James Bottomley of IBM Research, who is responsible for the development of the SCSI and PA-RISC subsystems in the Linux kernel, and also previously led the Linux Foundation technical committee, offered an interesting solution to the problem of possible legal liability of open source software developers for code errors or improper vulnerability management.
The idea is to transfer legal responsibility for errors in the source code from the developers of open projects themselves to companies that use this code in commercial products. In other words, the person who makes a profit from this code is responsible for problems that arise due to the use of the code. For example, if a company includes third-party open source code in its product, and an error / vulnerability in this code leads to damage to users, then the manufacturer of the commercial software product transferred to the user should be responsible and compensate for the damage, and not the developer of the open library.
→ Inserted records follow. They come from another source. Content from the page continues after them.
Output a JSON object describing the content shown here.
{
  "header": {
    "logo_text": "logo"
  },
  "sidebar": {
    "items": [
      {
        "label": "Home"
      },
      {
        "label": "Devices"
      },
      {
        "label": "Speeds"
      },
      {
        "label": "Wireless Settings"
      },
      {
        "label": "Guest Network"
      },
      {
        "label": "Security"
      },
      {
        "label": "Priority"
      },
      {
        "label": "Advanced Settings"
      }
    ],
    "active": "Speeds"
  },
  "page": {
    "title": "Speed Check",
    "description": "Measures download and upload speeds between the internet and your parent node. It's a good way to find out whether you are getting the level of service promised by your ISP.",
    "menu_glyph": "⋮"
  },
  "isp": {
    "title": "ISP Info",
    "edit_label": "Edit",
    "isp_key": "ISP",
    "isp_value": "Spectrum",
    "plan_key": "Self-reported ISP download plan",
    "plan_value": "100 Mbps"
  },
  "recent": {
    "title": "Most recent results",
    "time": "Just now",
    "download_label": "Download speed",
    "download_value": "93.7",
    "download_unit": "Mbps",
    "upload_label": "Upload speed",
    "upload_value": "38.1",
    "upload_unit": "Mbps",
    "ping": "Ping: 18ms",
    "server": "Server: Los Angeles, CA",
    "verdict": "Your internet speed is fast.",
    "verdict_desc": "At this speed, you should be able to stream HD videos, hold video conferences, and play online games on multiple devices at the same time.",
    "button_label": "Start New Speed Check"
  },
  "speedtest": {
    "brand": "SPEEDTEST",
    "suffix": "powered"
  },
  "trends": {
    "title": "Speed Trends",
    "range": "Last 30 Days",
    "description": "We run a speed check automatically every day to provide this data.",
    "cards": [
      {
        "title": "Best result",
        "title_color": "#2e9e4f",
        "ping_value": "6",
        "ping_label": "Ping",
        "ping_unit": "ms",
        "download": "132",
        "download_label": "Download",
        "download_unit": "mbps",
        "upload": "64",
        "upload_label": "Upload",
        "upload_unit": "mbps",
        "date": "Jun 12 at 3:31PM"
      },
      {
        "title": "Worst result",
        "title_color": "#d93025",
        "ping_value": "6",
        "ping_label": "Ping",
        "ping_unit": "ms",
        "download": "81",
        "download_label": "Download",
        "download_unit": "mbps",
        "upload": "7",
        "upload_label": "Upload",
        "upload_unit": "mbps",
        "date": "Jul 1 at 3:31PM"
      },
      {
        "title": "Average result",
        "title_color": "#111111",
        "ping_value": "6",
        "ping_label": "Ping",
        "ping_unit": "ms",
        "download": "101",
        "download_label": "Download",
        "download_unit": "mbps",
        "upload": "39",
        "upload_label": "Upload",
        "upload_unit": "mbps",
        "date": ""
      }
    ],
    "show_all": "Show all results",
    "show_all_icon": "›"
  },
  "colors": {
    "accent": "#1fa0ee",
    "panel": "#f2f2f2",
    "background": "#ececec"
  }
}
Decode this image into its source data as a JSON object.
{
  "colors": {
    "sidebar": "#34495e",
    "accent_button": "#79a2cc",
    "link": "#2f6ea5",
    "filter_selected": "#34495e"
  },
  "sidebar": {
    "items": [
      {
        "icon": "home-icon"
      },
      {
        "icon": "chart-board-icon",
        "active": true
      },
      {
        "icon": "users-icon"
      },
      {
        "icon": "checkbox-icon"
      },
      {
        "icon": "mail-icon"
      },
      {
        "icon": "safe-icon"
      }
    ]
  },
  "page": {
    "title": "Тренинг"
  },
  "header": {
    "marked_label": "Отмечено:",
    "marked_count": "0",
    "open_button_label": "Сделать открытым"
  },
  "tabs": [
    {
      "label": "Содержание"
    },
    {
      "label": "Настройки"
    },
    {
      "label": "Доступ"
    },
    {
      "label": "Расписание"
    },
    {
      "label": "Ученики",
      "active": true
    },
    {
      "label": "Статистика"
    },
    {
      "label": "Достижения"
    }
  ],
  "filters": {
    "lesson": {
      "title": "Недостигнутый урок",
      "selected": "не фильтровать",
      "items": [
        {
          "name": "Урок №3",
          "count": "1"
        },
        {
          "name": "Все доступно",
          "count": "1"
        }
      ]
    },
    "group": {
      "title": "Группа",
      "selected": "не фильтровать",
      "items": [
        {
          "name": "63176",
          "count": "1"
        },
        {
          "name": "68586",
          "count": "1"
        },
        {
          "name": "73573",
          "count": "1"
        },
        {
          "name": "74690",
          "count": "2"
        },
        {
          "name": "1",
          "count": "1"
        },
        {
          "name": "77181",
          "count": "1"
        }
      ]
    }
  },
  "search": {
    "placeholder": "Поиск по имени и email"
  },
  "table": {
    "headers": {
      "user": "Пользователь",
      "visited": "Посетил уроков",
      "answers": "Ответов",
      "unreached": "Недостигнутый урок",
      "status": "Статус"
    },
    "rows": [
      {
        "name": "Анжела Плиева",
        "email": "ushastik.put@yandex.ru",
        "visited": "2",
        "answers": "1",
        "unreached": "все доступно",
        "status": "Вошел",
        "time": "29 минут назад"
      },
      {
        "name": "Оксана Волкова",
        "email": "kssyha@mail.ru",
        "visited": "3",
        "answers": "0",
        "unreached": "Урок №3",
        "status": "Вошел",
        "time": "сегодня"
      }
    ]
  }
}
The transfer of responsibility is proposed to be implemented by attaching a clause to the license indicating that it agrees to compensate for losses and protect development participants from any legal claims in the event of full or partial use of the source code provided under this license as a component or product in jurisdictions that impose additional obligations for software product maintenance.
At the moment, most licenses only have an "AS IS" warning, which states that developers are not responsible for errors, do not give any guarantees for the performance of the code, and do not accept obligations to solve problems, and the consumer agrees to use the code at their own risk. The lack of guarantees from developers contributed to the development of business models based on paid technical support.
With the increasingly active use of open source in the corporate sector and the growing interest of businesses in using open source, the model of financing development through non-profit foundations has become more popular. Companies sponsor the creation of a fund based on a large open-source project, and in return get the opportunity to participate in the managing technical committee of this project and influence decisions on further development. The emergence of such funds has changed the attitude of businesses to open source software - if earlier it was perceived as a chaotic development of enthusiasts, now it has become considered as a tool for the development of the technology industry. The perception of responsibility for problems in open source has also changed : instead of protecting individual developers, the no-commitment clause has become perceived as an opportunity to avoid the responsibility of large companies creating open source products.
The situation with the disclaimer of legal liability may change with the adoption of the draft Cyber Resilience Act in the European Union, which provides for certain obligations for software manufacturers who do not properly take care of security and do not promptly eliminate vulnerabilities throughout the product lifecycle. The bill concerns manufacturers of commercial software and, apparently, will provide a special exception for software under open licenses, but despite this, there is no guarantee that in the future there will not be laws without such exceptions.
As an example of the possible risks associated with legal liability, a court case in the UK is mentioned, in which the company Tulip Trading requires changes to the code of the Bitcoin blockchain after it lost a large amount of bitcoins due to hacking. The lawsuit was filed against the developers of the code, not against the operators of the Bitcoin network. The first instance dismissed the claim, citing the disclaimer clause in the license, but the proceedings continue in the Court of Appeal, which is likely to also dismiss the claim for other reasons.